Trump vows ‘insurance for everybody’ in Obamacare replacement plan

AAN considers it unprecedented that any conservative organization would launch such a Spanish-language campaign so early at the start of a policy fight.

“Too often, Obamacare supporters claimed this law helps Hispanics, yet the number of uninsured Hispanics has grown. Across the country, Hispanic families are facing higher premiums and fewer health care options, and they deserve to know that relief is on the way,” executive director Corry Bliss said in a statement.

AAN cited a study last year by the nonpartisan Commonwealth Fund — which promotes health-care reform — that found that the share of Latinos without health-care coverage grew from 29 percent in 2013 to 40 percent in 2016, higher than other racial or ethnic groups.

The group is advertising in Spanish in part because they don’t expect much help from major Spanish-language media outlets such as Telemundo and Univision, which attract an outsize portion of Latino television viewers and devoted considerable news and advertising resources to promoting the Affordable Care Act after it launched.

“We know that Spanish-language media will not assist conservatives the way they did President Obama during the past eight years, so we want to ensure all Americans — in English and Spanish — know that Republicans have a replacement plan to achieve quality care at a lower cost,” said an AAN official, who spoke on the condition of anonymity to talk frankly about the group’s strategy.

Camilo Pino, a spokesman for Telemundo News, said, “We have covered the Affordable Care Act as we have covered all issues of interest to the Hispanic community: in a fair and objective way and showing all relevant points of view.”
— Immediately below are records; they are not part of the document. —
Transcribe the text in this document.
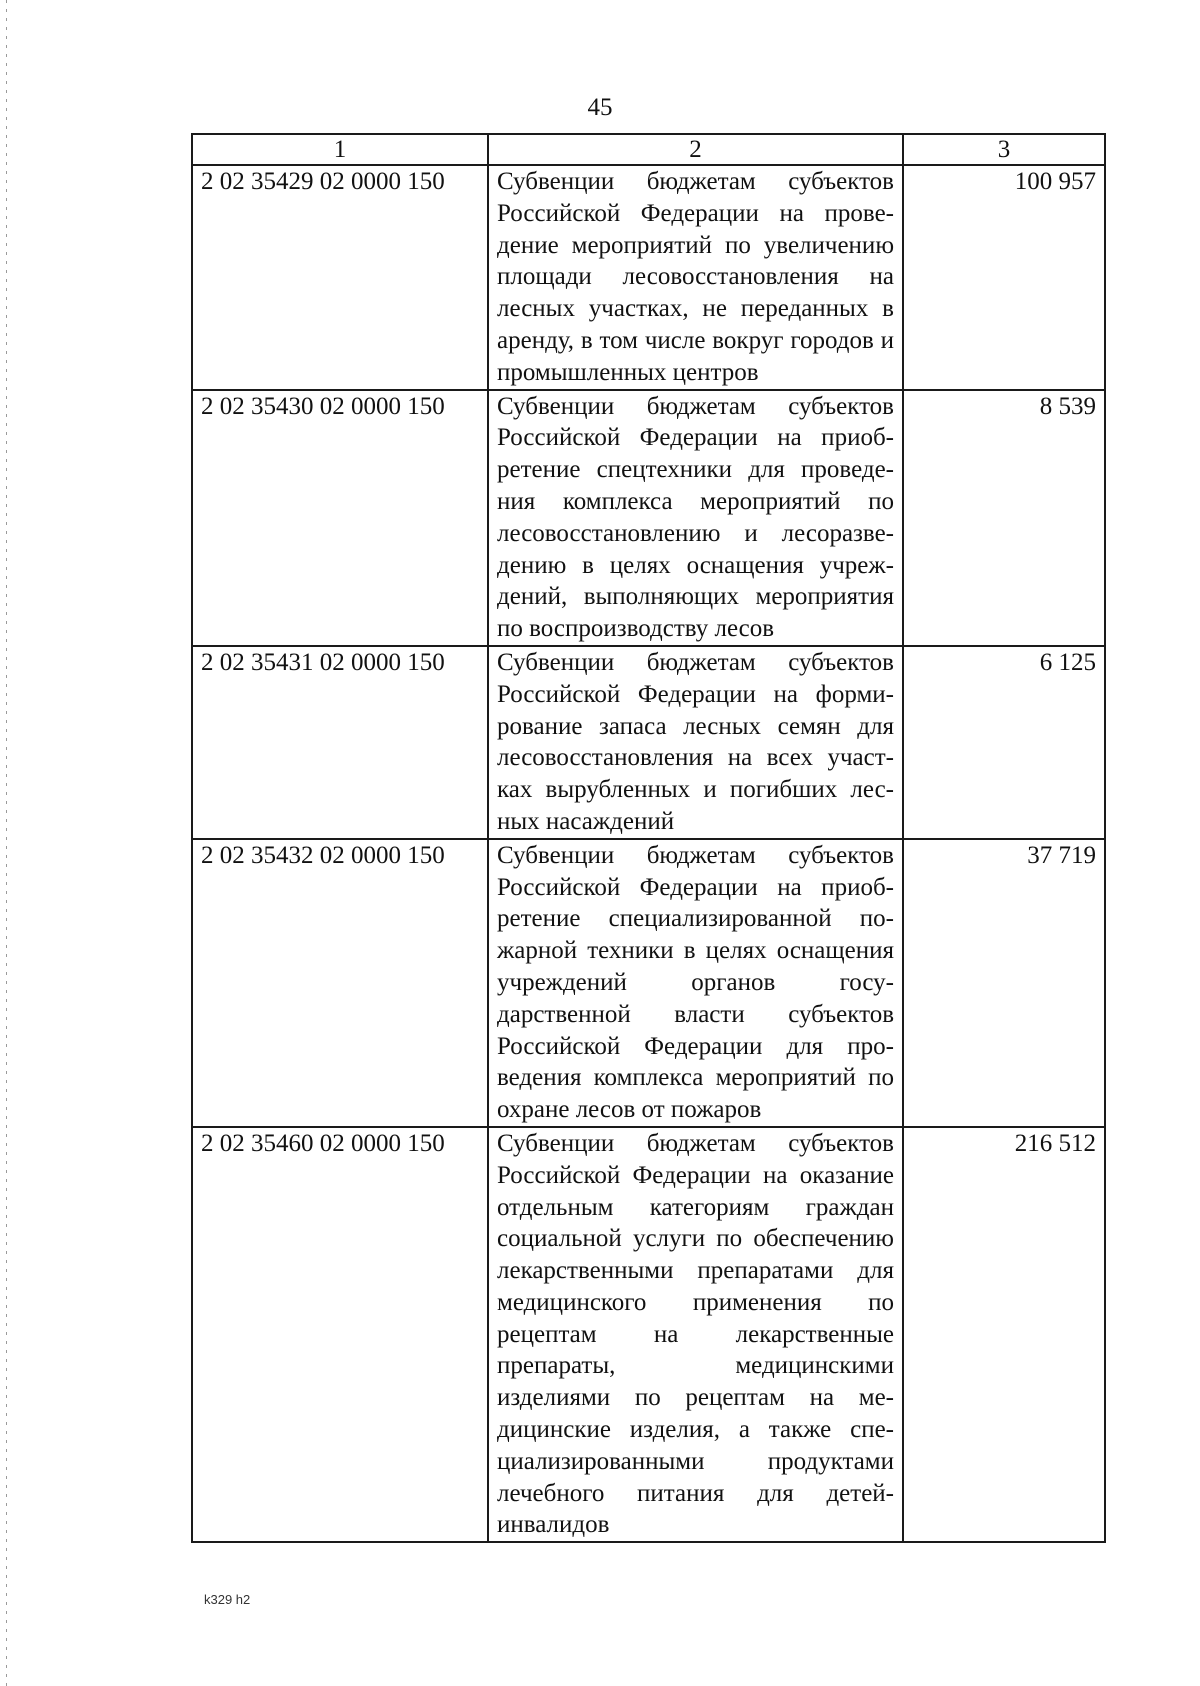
45
1	2	3
2 02 35429 02 0000 150	Субвенции бюджетам субъектов Российской Федерации на проведение мероприятий по увеличению площади лесовосстановления на лесных участках, не переданных в аренду, в том числе вокруг городов и промышленных центров	100 957
2 02 35430 02 0000 150	Субвенции бюджетам субъектов Российской Федерации на приобретение спецтехники для проведения комплекса мероприятий по лесовосстановлению и лесоразведению в целях оснащения учреждений, выполняющих мероприятия по воспроизводству лесов	8 539
2 02 35431 02 0000 150	Субвенции бюджетам субъектов Российской Федерации на формирование запаса лесных семян для лесовосстановления на всех участках вырубленных и погибших лесных насаждений	6 125
2 02 35432 02 0000 150	Субвенции бюджетам субъектов Российской Федерации на приобретение специализированной пожарной техники в целях оснащения учреждений органов государственной власти субъектов Российской Федерации для проведения комплекса мероприятий по охране лесов от пожаров	37 719
2 02 35460 02 0000 150	Субвенции бюджетам субъектов Российской Федерации на оказание отдельным категориям граждан социальной услуги по обеспечению лекарственными препаратами для медицинского применения по рецептам на лекарственные препараты, медицинскими изделиями по рецептам на медицинские изделия, а также специализированными продуктами лечебного питания для детей-инвалидов	216 512
k329 h2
Univision News spokesman Jose Zamora said the network “is focused and committed to informing and providing a public service to the Hispanic community. Access to quality health care at a lower cost is one of the issues that matters most to our audience and we will make sure they have all the news and information they need to receive it. When you reach 92 percent of Hispanic households, your responsibility is to ensure your viewers have all the information they need to make informed decisions, regardless of their political views and affiliations.”

AAN spent tens of millions of dollars on behalf of GOP congressional candidates last year. Set up under section 501(c)(4) of the tax code, the group is not required to disclose the names of its contributors. AAN was founded by veteran GOP fundraiser Fred Malek and former senator Norm Coleman, originally to help promote Ryan and his fiscal policies. Last year it spent tens of millions of dollars bankrolling advertising ads for dozens of Republican congressional candidates, including some who are now set to benefit from the new ad campaign.